Northwest Airlines Corp. and the new union that represents its flight attendants planned to negotiate on Tuesday, in a final effort to reach a deal before a deadline set by a bankruptcy judge.

Bankruptcy Judge Allan Gropper has ruled that Northwest can unilaterally change the flight attendant contract on July 17 if the two sides don't agree to new terms by then. An imposed contract could prompt a strike.

Talks with the flight attendants have been under way for months, but Tuesday's meeting will involve a new set of negotiators for the Association of Flight Attendants. The carrier's cabin workers voted out their old union and switched to the AFA on Friday. In a hot line message to members, the AFA said its lead negotiator would be David A. Borer, its chief lawyer.

The AFA has said it wants to make a deal with Northwest, but would consider calling for a strike if the airline changes the flight attendant contract without getting flight attendants to agree. Northwest has said a strike would be illegal and that it would seek a court order to halt one.

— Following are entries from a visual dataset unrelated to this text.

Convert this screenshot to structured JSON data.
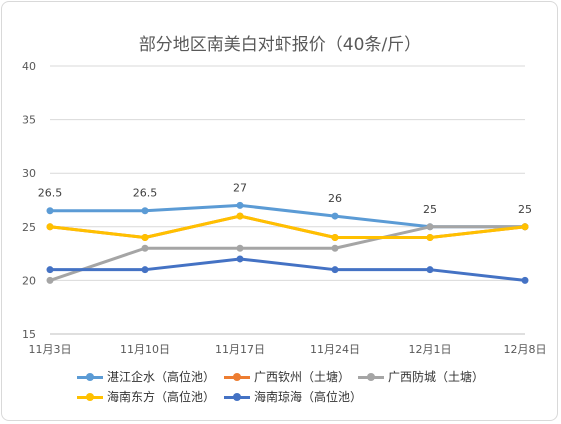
{
  "chart_data": {
    "type": "line",
    "title": "部分地区南美白对虾报价（40条/斤）",
    "xlabel": "",
    "ylabel": "",
    "categories": [
      "11月3日",
      "11月10日",
      "11月17日",
      "11月24日",
      "12月1日",
      "12月8日"
    ],
    "ylim": [
      15,
      40
    ],
    "yticks": [
      15,
      20,
      25,
      30,
      35,
      40
    ],
    "grid": true,
    "legend_position": "bottom",
    "series": [
      {
        "name": "湛江企水（高位池）",
        "color": "#5b9bd5",
        "values": [
          26.5,
          26.5,
          27,
          26,
          25,
          25
        ],
        "data_labels": [
          "26.5",
          "26.5",
          "27",
          "26",
          "25",
          "25"
        ]
      },
      {
        "name": "广西钦州（土塘）",
        "color": "#ed7d31",
        "values": [
          25,
          24,
          26,
          24,
          24,
          25
        ],
        "data_labels": []
      },
      {
        "name": "广西防城（土塘）",
        "color": "#a5a5a5",
        "values": [
          20,
          23,
          23,
          23,
          25,
          25
        ],
        "data_labels": []
      },
      {
        "name": "海南东方（高位池）",
        "color": "#ffc000",
        "values": [
          25,
          24,
          26,
          24,
          24,
          25
        ],
        "data_labels": []
      },
      {
        "name": "海南琼海（高位池）",
        "color": "#4472c4",
        "values": [
          21,
          21,
          22,
          21,
          21,
          20
        ],
        "data_labels": []
      }
    ]
  }
}
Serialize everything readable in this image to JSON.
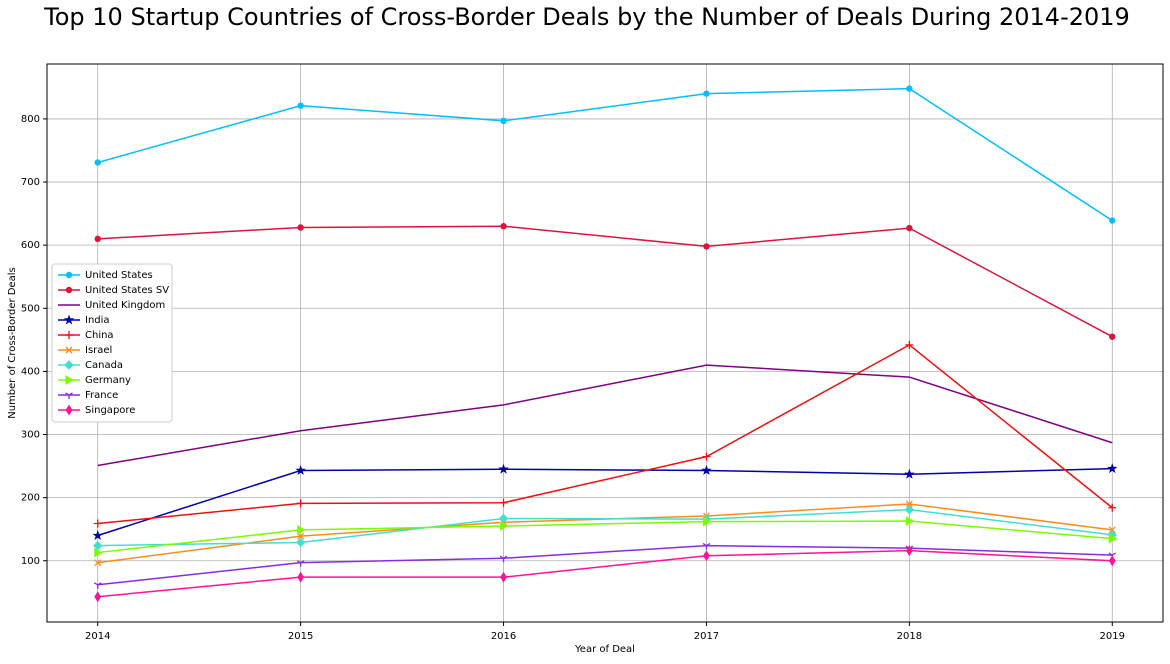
{
  "chart_data": {
    "type": "line",
    "title": "Top 10 Startup Countries of Cross-Border Deals by the Number of Deals During 2014-2019",
    "x_label": "Year of Deal",
    "y_label": "Number of Cross-Border Deals",
    "x": [
      2014,
      2015,
      2016,
      2017,
      2018,
      2019
    ],
    "xlim": [
      2013.75,
      2019.25
    ],
    "xticks": [
      2014,
      2015,
      2016,
      2017,
      2018,
      2019
    ],
    "ylim": [
      3,
      887
    ],
    "yticks": [
      100,
      200,
      300,
      400,
      500,
      600,
      700,
      800
    ],
    "grid": true,
    "legend": "center left",
    "series": [
      {
        "name": "United States",
        "color": "#00bfff",
        "marker": "o",
        "values": [
          731,
          821,
          797,
          840,
          848,
          639
        ]
      },
      {
        "name": "United States SV",
        "color": "#dc143c",
        "marker": "o",
        "values": [
          610,
          628,
          630,
          598,
          627,
          455
        ]
      },
      {
        "name": "United Kingdom",
        "color": "#800080",
        "marker": "none",
        "values": [
          251,
          306,
          347,
          410,
          391,
          287
        ]
      },
      {
        "name": "India",
        "color": "#0000aa",
        "marker": "*",
        "values": [
          140,
          243,
          245,
          243,
          237,
          246
        ]
      },
      {
        "name": "China",
        "color": "#f01010",
        "marker": "+",
        "values": [
          159,
          191,
          192,
          265,
          442,
          184
        ]
      },
      {
        "name": "Israel",
        "color": "#ff8c1a",
        "marker": "x",
        "values": [
          97,
          139,
          161,
          171,
          190,
          149
        ]
      },
      {
        "name": "Canada",
        "color": "#40e0d0",
        "marker": "D",
        "values": [
          124,
          129,
          167,
          166,
          181,
          141
        ]
      },
      {
        "name": "Germany",
        "color": "#7cfc00",
        "marker": ">",
        "values": [
          113,
          149,
          155,
          162,
          163,
          135
        ]
      },
      {
        "name": "France",
        "color": "#8a2be2",
        "marker": "1",
        "values": [
          62,
          97,
          104,
          124,
          120,
          109
        ]
      },
      {
        "name": "Singapore",
        "color": "#ff1493",
        "marker": "d",
        "values": [
          43,
          74,
          74,
          108,
          116,
          100
        ]
      }
    ]
  }
}
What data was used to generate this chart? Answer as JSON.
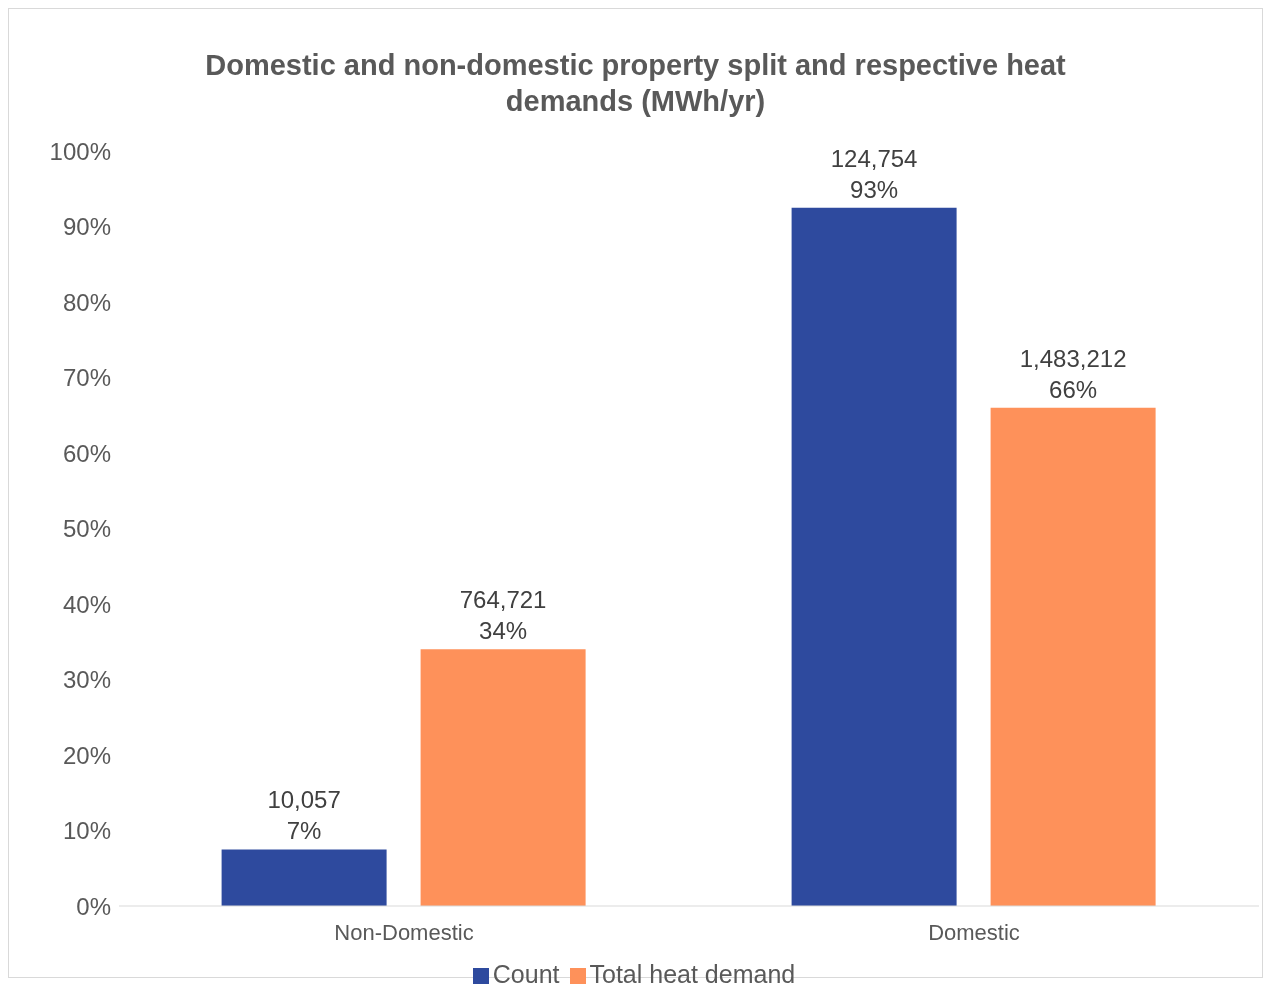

Last month 80 percent of those workers rejected an agreement between Northwest and their old union, the Professional Flight Attendants Association.

Northwest, the fifth-largest U.S. airline, has said it needs $1.4 billion (euro1.1 billion) a year in labor savings to reorganize. Flight attendants are the only union workers at Northwest without a new contract. Until one takes effect, the new contracts with pilots and ground workers won't take effect either.

Meanwhile, Mesaba Airlines, a Northwest feeder carrier that is also reorganizing in bankruptcy court, moved closer to concluding its own labor negotiations. On Monday, spokeswoman Elizabeth Costello said Mesaba expects a bankruptcy court judge to rule Friday on its request to throw out the union contracts of its pilots, flight attendants and mechanics. She said talks with all three unions are planned for this week.